Sustained pulsatile insulin secretion from adenomatous human beta-cells. Synchronous cycling of insulin, C-peptide, and proinsulin.

The endocrine pancreas secretes insulin in a pulsatile fashion. This rhythm is generated at a site within the pancreas, although its precise location has not been determined. With an in vitro system, we tested the possibility that beta-cells might generate spontaneous pulsatile insulin secretion in the absence of any external influence. Human insulinoma tissue from five patients was perifused for 7-10 h with RPMI-1640 medium and constant concentrations of glucose (5.5 mM).
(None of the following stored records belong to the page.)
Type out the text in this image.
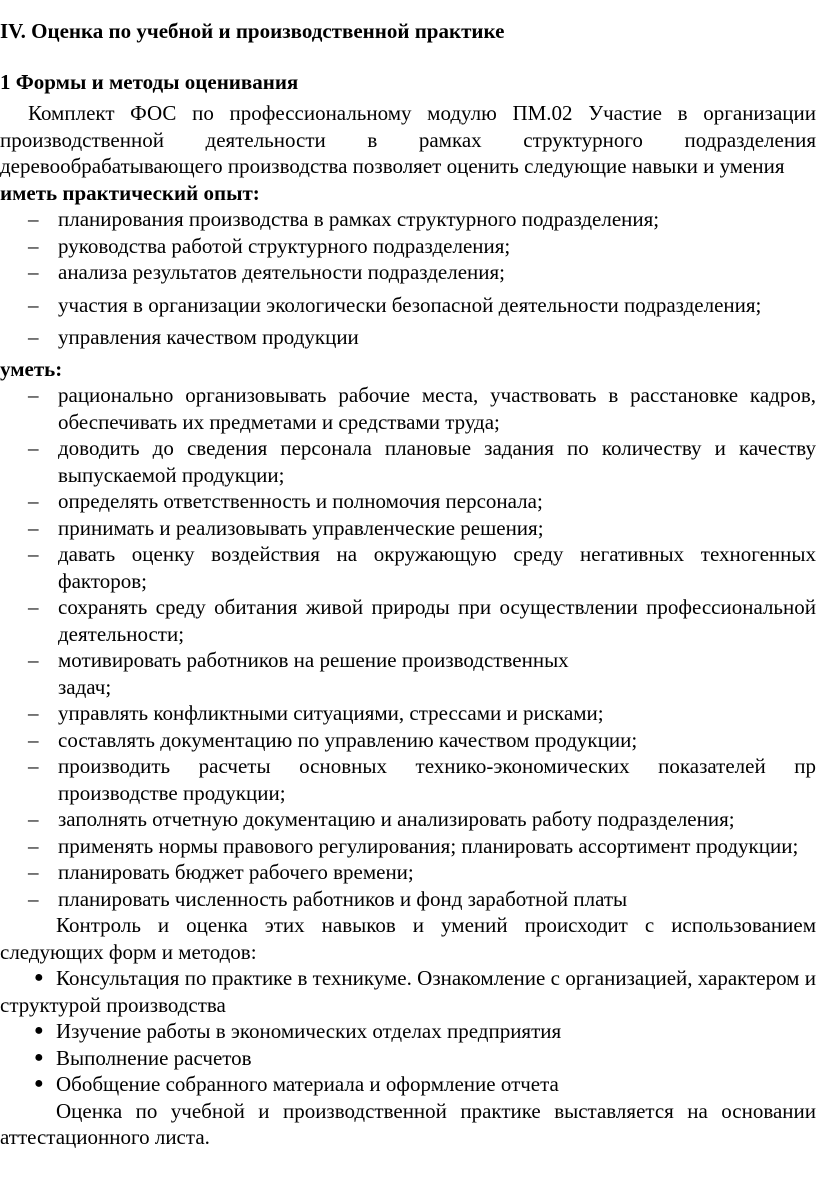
IV. Оценка по учебной и производственной практике

1 Формы и методы оценивания

Комплект ФОС по профессиональному модулю ПМ.02 Участие в организации производственной деятельности в рамках структурного подразделения деревообрабатывающего производства позволяет оценить следующие навыки и умения

иметь практический опыт:

– планирования производства в рамках структурного подразделения;
– руководства работой структурного подразделения;
– анализа результатов деятельности подразделения;
– участия в организации экологически безопасной деятельности подразделения;
– управления качеством продукции

уметь:

– рационально организовывать рабочие места, участвовать в расстановке кадров, обеспечивать их предметами и средствами труда;
– доводить до сведения персонала плановые задания по количеству и качеству выпускаемой продукции;
– определять ответственность и полномочия персонала;
– принимать и реализовывать управленческие решения;
– давать оценку воздействия на окружающую среду негативных техногенных факторов;
– сохранять среду обитания живой природы при осуществлении профессиональной деятельности;
– мотивировать работников на решение производственных задач;
– управлять конфликтными ситуациями, стрессами и рисками;
– составлять документацию по управлению качеством продукции;
– производить расчеты основных технико-экономических показателей пр производстве продукции;
– заполнять отчетную документацию и анализировать работу подразделения;
– применять нормы правового регулирования; планировать ассортимент продукции;
– планировать бюджет рабочего времени;
– планировать численность работников и фонд заработной платы

Контроль и оценка этих навыков и умений происходит с использованием следующих форм и методов:

● Консультация по практике в техникуме. Ознакомление с организацией, характером и структурой производства
● Изучение работы в экономических отделах предприятия
● Выполнение расчетов
● Обобщение собранного материала и оформление отчета

Оценка по учебной и производственной практике выставляется на основании аттестационного листа.
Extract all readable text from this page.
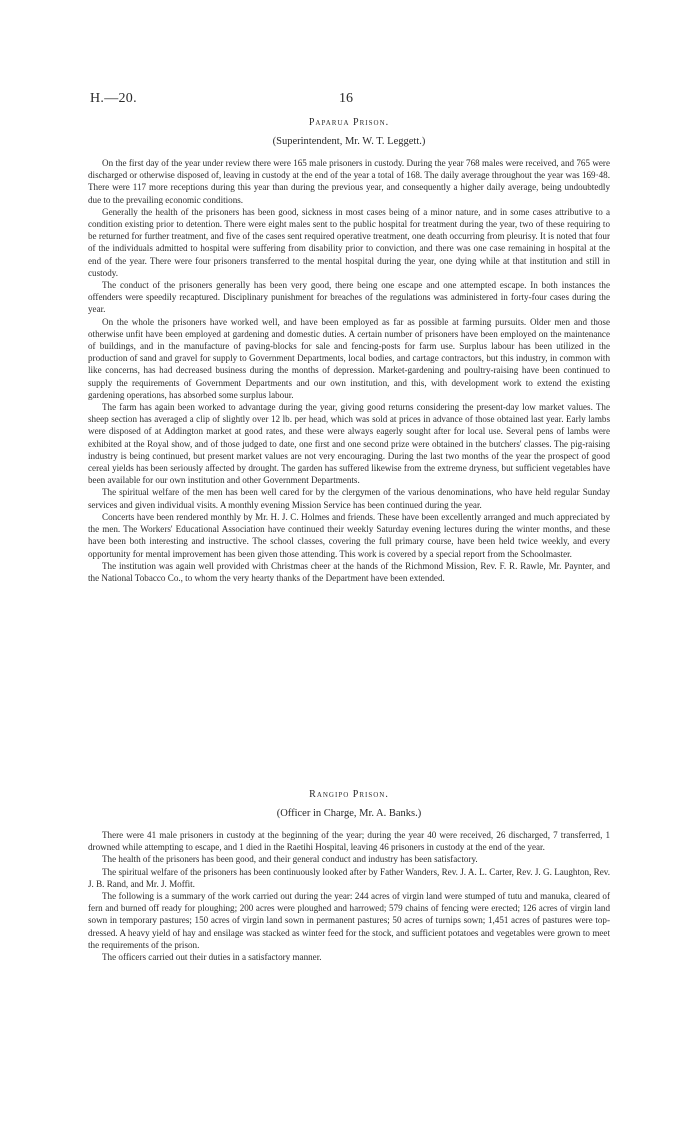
H.—20.	16
Paparua Prison.
(Superintendent, Mr. W. T. Leggett.)

On the first day of the year under review there were 165 male prisoners in custody. During the year 768 males were received, and 765 were discharged or otherwise disposed of, leaving in custody at the end of the year a total of 168. The daily average throughout the year was 169·48. There were 117 more receptions during this year than during the previous year, and consequently a higher daily average, being undoubtedly due to the prevailing economic conditions.

Generally the health of the prisoners has been good, sickness in most cases being of a minor nature, and in some cases attributive to a condition existing prior to detention. There were eight males sent to the public hospital for treatment during the year, two of these requiring to be returned for further treatment, and five of the cases sent required operative treatment, one death occurring from pleurisy. It is noted that four of the individuals admitted to hospital were suffering from disability prior to conviction, and there was one case remaining in hospital at the end of the year. There were four prisoners transferred to the mental hospital during the year, one dying while at that institution and still in custody.

The conduct of the prisoners generally has been very good, there being one escape and one attempted escape. In both instances the offenders were speedily recaptured. Disciplinary punishment for breaches of the regulations was administered in forty-four cases during the year.

On the whole the prisoners have worked well, and have been employed as far as possible at farming pursuits. Older men and those otherwise unfit have been employed at gardening and domestic duties. A certain number of prisoners have been employed on the maintenance of buildings, and in the manufacture of paving-blocks for sale and fencing-posts for farm use. Surplus labour has been utilized in the production of sand and gravel for supply to Government Departments, local bodies, and cartage contractors, but this industry, in common with like concerns, has had decreased business during the months of depression. Market-gardening and poultry-raising have been continued to supply the requirements of Government Departments and our own institution, and this, with development work to extend the existing gardening operations, has absorbed some surplus labour.

The farm has again been worked to advantage during the year, giving good returns considering the present-day low market values. The sheep section has averaged a clip of slightly over 12 lb. per head, which was sold at prices in advance of those obtained last year. Early lambs were disposed of at Addington market at good rates, and these were always eagerly sought after for local use. Several pens of lambs were exhibited at the Royal show, and of those judged to date, one first and one second prize were obtained in the butchers' classes. The pig-raising industry is being continued, but present market values are not very encouraging. During the last two months of the year the prospect of good cereal yields has been seriously affected by drought. The garden has suffered likewise from the extreme dryness, but sufficient vegetables have been available for our own institution and other Government Departments.

The spiritual welfare of the men has been well cared for by the clergymen of the various denominations, who have held regular Sunday services and given individual visits. A monthly evening Mission Service has been continued during the year.

Concerts have been rendered monthly by Mr. H. J. C. Holmes and friends. These have been excellently arranged and much appreciated by the men. The Workers' Educational Association have continued their weekly Saturday evening lectures during the winter months, and these have been both interesting and instructive. The school classes, covering the full primary course, have been held twice weekly, and every opportunity for mental improvement has been given those attending. This work is covered by a special report from the Schoolmaster.

The institution was again well provided with Christmas cheer at the hands of the Richmond Mission, Rev. F. R. Rawle, Mr. Paynter, and the National Tobacco Co., to whom the very hearty thanks of the Department have been extended.

Rangipo Prison.
(Officer in Charge, Mr. A. Banks.)

There were 41 male prisoners in custody at the beginning of the year; during the year 40 were received, 26 discharged, 7 transferred, 1 drowned while attempting to escape, and 1 died in the Raetihi Hospital, leaving 46 prisoners in custody at the end of the year.

The health of the prisoners has been good, and their general conduct and industry has been satisfactory.

The spiritual welfare of the prisoners has been continuously looked after by Father Wanders, Rev. J. A. L. Carter, Rev. J. G. Laughton, Rev. J. B. Rand, and Mr. J. Moffit.

The following is a summary of the work carried out during the year: 244 acres of virgin land were stumped of tutu and manuka, cleared of fern and burned off ready for ploughing; 200 acres were ploughed and harrowed; 579 chains of fencing were erected; 126 acres of virgin land sown in temporary pastures; 150 acres of virgin land sown in permanent pastures; 50 acres of turnips sown; 1,451 acres of pastures were top-dressed. A heavy yield of hay and ensilage was stacked as winter feed for the stock, and sufficient potatoes and vegetables were grown to meet the requirements of the prison.

The officers carried out their duties in a satisfactory manner.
Insulin, C-peptide, and proinsulin were measured in the effluent collected at 3.3-min intervals. All three peptides demonstrated pulsatility of secretion in a similar, synchronous fashion that was sustained throughout each study. The Clifton cycle detection program demonstrated cycling in all five tumors, with an average period for all tumors of 28, 29, and 26 min for insulin, C-peptide, and proinsulin, respectively. Spectral analysis confirmed the regularity and consistency of the hormonal secretory patterns. Mean hormone concentrations secreted by different tumors varied, but insulin and C-peptide were secreted in a nearly 1:1 ratio. This study demonstrates 1) that beta-cells are able to generate spontaneous pulsatile insulin secretory activity, which is independent of innervation or the presence of other islet cells, and 2) proinsulin secretion from the beta-cell also has an inherent pulsatility. The synchrony observed in the cycles of proinsulin and its peptide products confirms their common secretory pathway in the beta-cell. We conclude that the beta-cell may be the originator of insulin cycling.